Katrina had felt like the opposite at the time. Smaller than she looked. She’d craved what Rhiannon had. Her self-esteem had been so low, she’d been shocked when Rhiannon had seemed to return her desire for friendship.
Rhiannon sucked in a breath. “Is the kidnapper out? Because I’ll kill him.”
“Thank you for that offer of murder, but he’s still in a British jail and will be for a while.”
“Oh.”
Katrina rested her forehead against the glass, the coolness grounding her. She didn’t like to think too much about the small flat she’d been kept in for those few days or the fear Hardeep wouldn’t be able to pay the ten million dollar ransom the kidnapper had demanded. Or that he wouldn’t want to. Theirs had, after all, been an odd alliance—he got a pretty young escort and the satisfaction of saving her, and she got protection from her dad.
He’d paid it, though. On the day of the exchange, blindfolded and gagged, she’d struggled on the way to the van, certain the man was going to kill her. That was when he’d cut her cheek. Going by the way he’d cursed, she was pretty sure now it had been an accident, but she’d backed down, cowed.
She shook her head, lest the odor of that van invade her nostrils now.
Rhiannon cleared her throat. “You’re scared someone might hurt you again like that?”
“Maybe.”
“Or are you scared of your dad finagling his way back into your life?”
That scenario was more likely, but she’d drafted a plan to handle her father if he ever came back. It was her break-glass-in-case-of-emergency plan. She hoped she wouldn’t have to use it, but it was there.
“Or is there something else?”
The breath she released was shaky. “I wanted to get away. That’s all. I’m scared of people knowing who and where I am, of being exposed like that. It’s not rational, not based on any one threat.”
Katrina, sweetheart, you must come to the party.
Katrina, be rational. I can’t not have my wife at this event.
Katrina, please get in the car. No one will hurt you. Face your fears.
Hardeep’s well-meaning words rang in her ears. Being in public had been challenging before the kidnapping, never knowing where or when she might have a panic attack. After, it was like there were two threats always waiting for her. Inside her head, and around the corner.
She clenched her fists tight, part of her terrified Rhiannon would echo Hardeep’s logical words and tell her to go back home.
Of course, this was Rhiannon, and there was a reason the woman was her best friend. “This place you’re at, Target aside, you’re safe?”
Outside the window, Jas came into view, striding to the car. If the glass hadn’t been there, she would have fallen out, she pressed herself so tight against it. She couldn’t see his face, but he wore a white long-sleeved shirt and jeans, and he held a ladder tucked under one arm, a black bag in his other hand.
He looked good.
“I’m safe. This is kind of an experiment, you know? Like how I expose myself to new establishments, but on a bigger scale. If I hate it, I can leave.
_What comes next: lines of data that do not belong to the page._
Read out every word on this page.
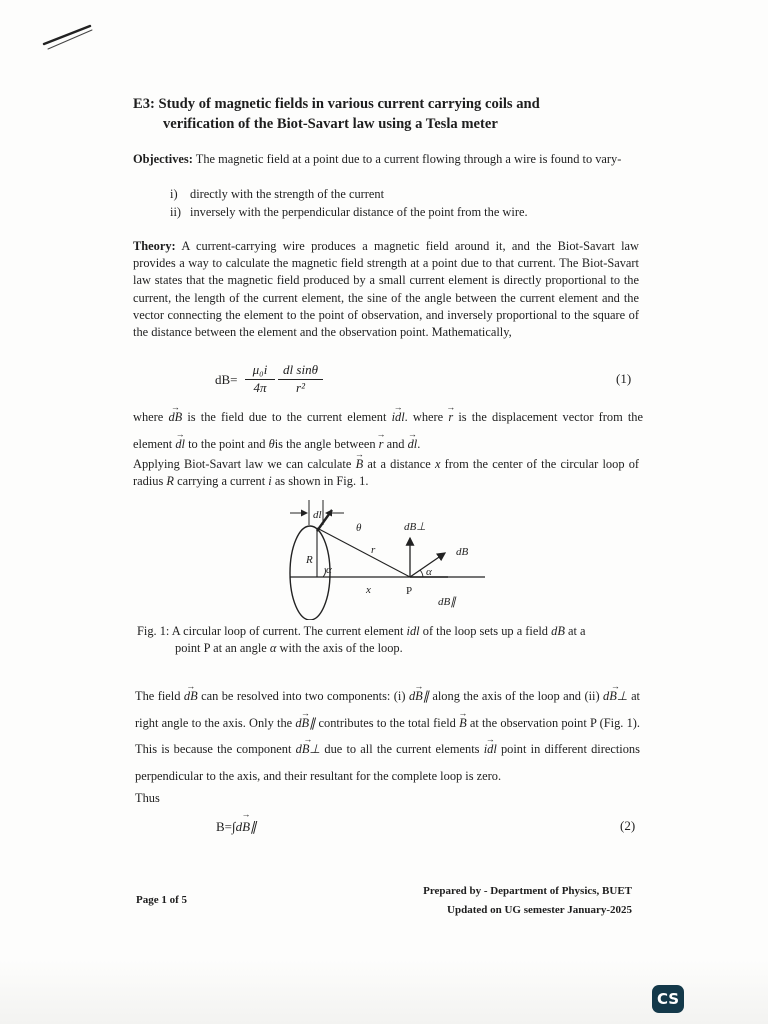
E3: Study of magnetic fields in various current carrying coils and
verification of the Biot-Savart law using a Tesla meter
Objectives: The magnetic field at a point due to a current flowing through a wire is found to vary-
i) directly with the strength of the current
ii) inversely with the perpendicular distance of the point from the wire.
Theory: A current-carrying wire produces a magnetic field around it, and the Biot-Savart law provides a way to calculate the magnetic field strength at a point due to that current. The Biot-Savart law states that the magnetic field produced by a small current element is directly proportional to the current, the length of the current element, the sine of the angle between the current element and the vector connecting the element to the point of observation, and inversely proportional to the square of the distance between the element and the observation point. Mathematically,
dB=
μ₀i
4π
dl sinθ
r²
(1)
where → dB is the field due to the current element → idl. where → r is the displacement vector from the element → dl to the point and θis the angle between → r and → dl.
Applying Biot-Savart law we can calculate → B at a distance x from the center of the circular loop of radius R carrying a current i as shown in Fig. 1.
dl
θ
r
R
α
dB⊥
dB
α
x	P
dB∥
Fig. 1: A circular loop of current. The current element idl of the loop sets up a field dB at a
point P at an angle α with the axis of the loop.
The field → dB can be resolved into two components: (i) → dB∥ along the axis of the loop and (ii) → dB⊥ at right angle to the axis. Only the → dB∥ contributes to the total field → B at the observation point P (Fig. 1). This is because the component → dB⊥ due to all the current elements → idl point in different directions perpendicular to the axis, and their resultant for the complete loop is zero.
Thus
B=∫→ dB∥	(2)
Page 1 of 5
Prepared by - Department of Physics, BUET
Updated on UG semester January-2025
CS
Like any other typical person who goes on a vacation.” Kind of. “I just woke up, but I’m already feeling better than I did staring at that Twitter thread all day yesterday.”
“We all need to get away sometimes. I’m glad there’s a place you could run to, however temporarily. Good for you, listening to yourself.”
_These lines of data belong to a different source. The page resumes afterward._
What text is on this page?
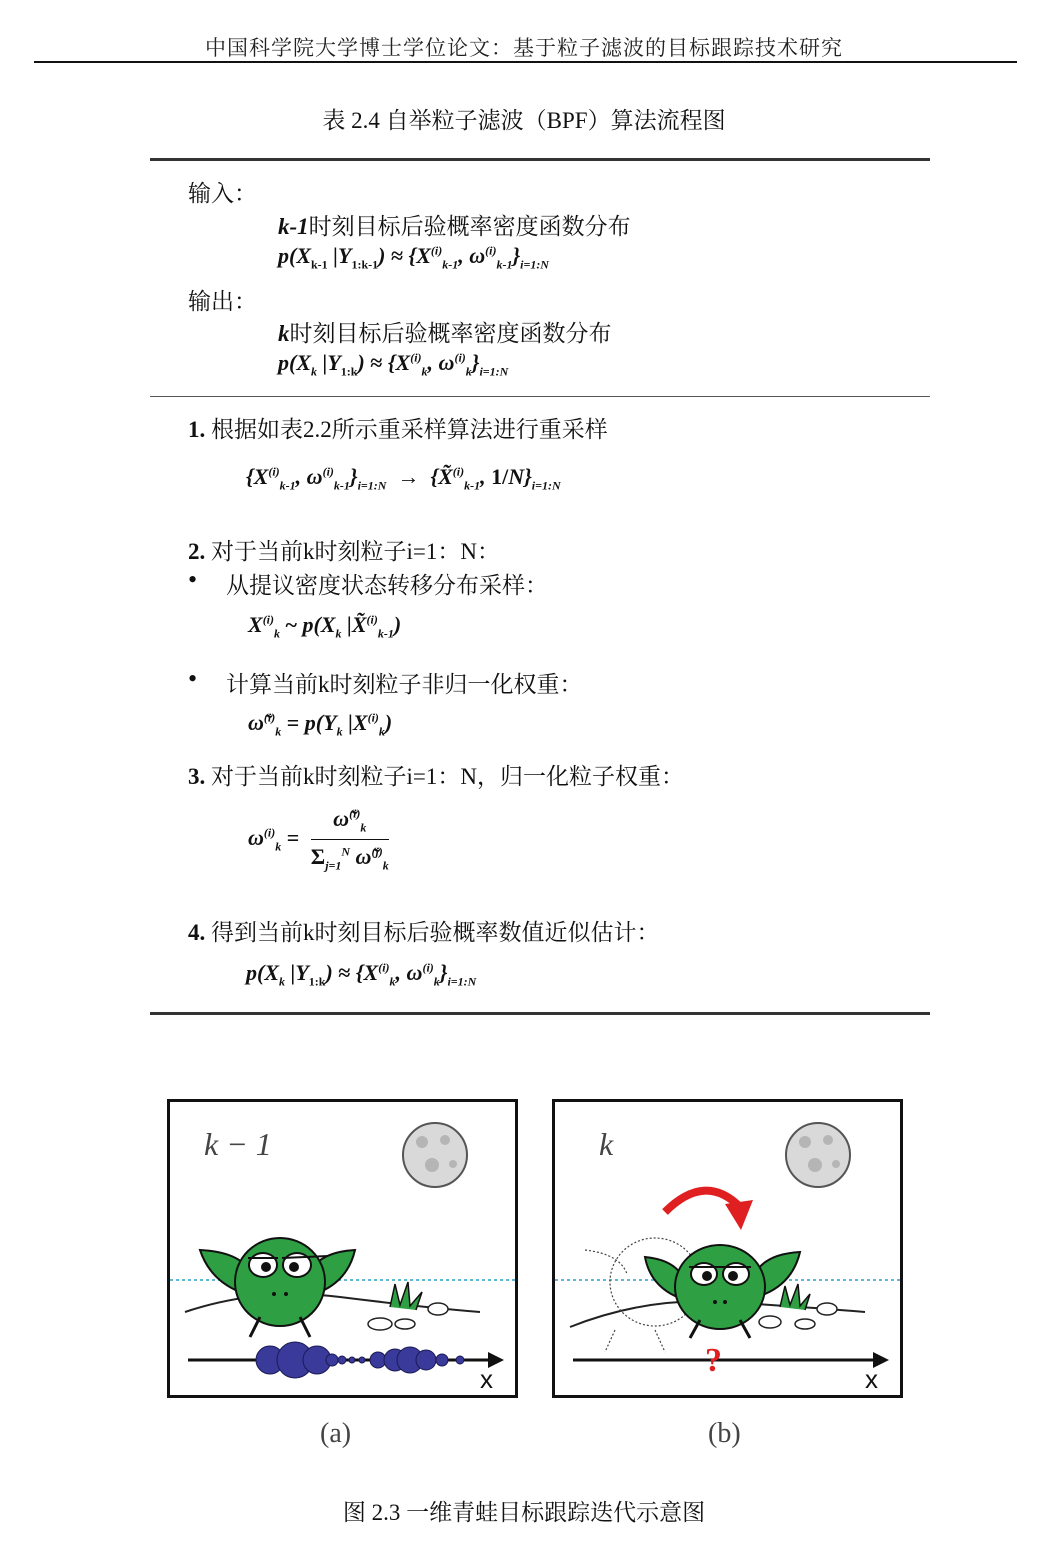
中国科学院大学博士学位论文：基于粒子滤波的目标跟踪技术研究
表 2.4 自举粒子滤波（BPF）算法流程图
输入：
k-1时刻目标后验概率密度函数分布
$p(X_{k-1}$ $|Y_{1:k-1}) \approx \{X^{(i)}_{k-1}$, $\omega^{(i)}_{k-1}\}_{i=1:N}$
输出：
k时刻目标后验概率密度函数分布
$p(X_k$ $|Y_{1:k}) \approx \{X^{(i)}_k$, $\omega^{(i)}_k\}_{i=1:N}$
1. 根据如表2.2所示重采样算法进行重采样
{$X^{(i)}_{k-1}$, $\omega^{(i)}_{k-1}\}_{i=1:N}$ →  {X̃$^{(i)}_{k-1}$, $1/N\}_{i=1:N}$
2. 对于当前k时刻粒子i=1：N：
• 从提议密度状态转移分布采样：
$X^{(i)}_k$ ~ $p(X_k$ |X̃$^{(i)}_{k-1}$)
• 计算当前k时刻粒子非归一化权重：
ω̃$^{(i)}_k$ = $p(Y_k$ $|X^{(i)}_k$)
3. 对于当前k时刻粒子i=1：N，归一化粒子权重：
$\omega^{(i)}_k = \frac{\omegã^{(i)}_k}{\Sigma_{j=1}^N \omegã^{(j)}_k}$
4. 得到当前k时刻目标后验概率数值近似估计：
$p(X_k$ $|Y_{1:k}) \approx \{X^{(i)}_k$, $\omega^{(i)}_k\}_{i=1:N}$
k − 1
x
k
?	x
(a)	(b)
图 2.3 一维青蛙目标跟踪迭代示意图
Her sinuses got a little clogged. “Thank you.”
“Tell Jas to make sure no creepy clowns are lurking in the cornfields or anything,” Rhiannon warned.
“There’s no cornfields here.” Katrina paused. “I mean, hopefully no clowns too.”
“In my mind, corn and clowns and farms all go hand-in-hand. And bears. Are there bears?”
Rhiannon was being deliberately silly, and Katrina appreciated it. “That I’m not sure about.”